Q. Does this cluster have a shared filesystem? Can I use the fileJobStore?

A. No. You should probably try out the azureJobStore.

Q. My tasks on the agents can't connect to the azureJobStore!

A. That's not a question. But, make sure either that you have distributed a .toilAzureCredentials file to each agent manually, or that you set the AZURE_ACCOUNT_KEY environment variable for your Toil master and are running a version of Toil that makes the master environment available at worker startup.

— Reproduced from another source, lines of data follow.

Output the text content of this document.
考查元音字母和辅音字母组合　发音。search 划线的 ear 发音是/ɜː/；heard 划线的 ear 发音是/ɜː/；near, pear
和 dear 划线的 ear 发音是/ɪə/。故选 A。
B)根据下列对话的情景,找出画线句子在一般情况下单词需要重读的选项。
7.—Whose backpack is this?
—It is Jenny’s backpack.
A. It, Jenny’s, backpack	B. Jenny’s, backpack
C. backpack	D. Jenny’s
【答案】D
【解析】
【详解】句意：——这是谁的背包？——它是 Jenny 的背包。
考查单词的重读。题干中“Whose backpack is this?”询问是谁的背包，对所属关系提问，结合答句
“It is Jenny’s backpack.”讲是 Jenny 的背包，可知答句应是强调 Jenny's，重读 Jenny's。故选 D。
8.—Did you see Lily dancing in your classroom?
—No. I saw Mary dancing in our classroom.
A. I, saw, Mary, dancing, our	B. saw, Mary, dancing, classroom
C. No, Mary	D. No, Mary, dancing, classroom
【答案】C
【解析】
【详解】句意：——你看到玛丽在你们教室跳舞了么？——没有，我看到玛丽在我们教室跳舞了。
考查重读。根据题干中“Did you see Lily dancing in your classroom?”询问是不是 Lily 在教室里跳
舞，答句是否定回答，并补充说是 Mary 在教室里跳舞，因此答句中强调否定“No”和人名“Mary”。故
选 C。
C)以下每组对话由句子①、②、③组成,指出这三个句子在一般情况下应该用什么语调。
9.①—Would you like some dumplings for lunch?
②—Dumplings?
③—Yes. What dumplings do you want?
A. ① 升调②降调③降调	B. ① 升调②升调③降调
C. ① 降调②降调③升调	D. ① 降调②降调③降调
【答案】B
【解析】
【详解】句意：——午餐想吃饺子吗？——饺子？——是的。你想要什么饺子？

Q. How do I get to the Mesos web UI?

A. If you set up a jumpbox, run your browser on the juimpbox, and browse to http://10.0.0.5:5050/. If you did not set up a jumpbox, the easiest way is to use SSH port forwarding as a SOCKS proxy. From your local machine, run ssh <youruser>@<yourcluster>.<yourzone>.cloudapp.azure.com -p 2211 -D8080, and then set your browser to use the SOCKS proxy this creates at localhost:8080 (perhaps with a proxy switcher extension). Then, browse to http://10.0.0.5:5050/. Make sure to turn off the proxy when you close your SSH session, or your browser won't be able to load any pages. Also note that this routes all your web traffic through Azure.

Q. How do I get to the slave pages in the Mesos web UI?

A. You're probably using the proxy method above. Make sure your browser is doing DNS through the proxy. The Mesos web UI expects to be able to resolve names like yourclusteragent1, which you probably can't do on your machine. In Firefox, you need to set network.proxy.socks_remote_dns to true in about:config.

Q. My cluster just completed but Mesos is not up/has no slaves!

A. That's not a question either. But after your template finishes, your cluster is still running installation. That installation might fail, if bugs still exist in the setup code or if needed Internet resources disappear. You can run "tail -f /var/log/azure/cluster-bootstrap.log" on each master or agent to see how the installation is going and what might have gone wrong.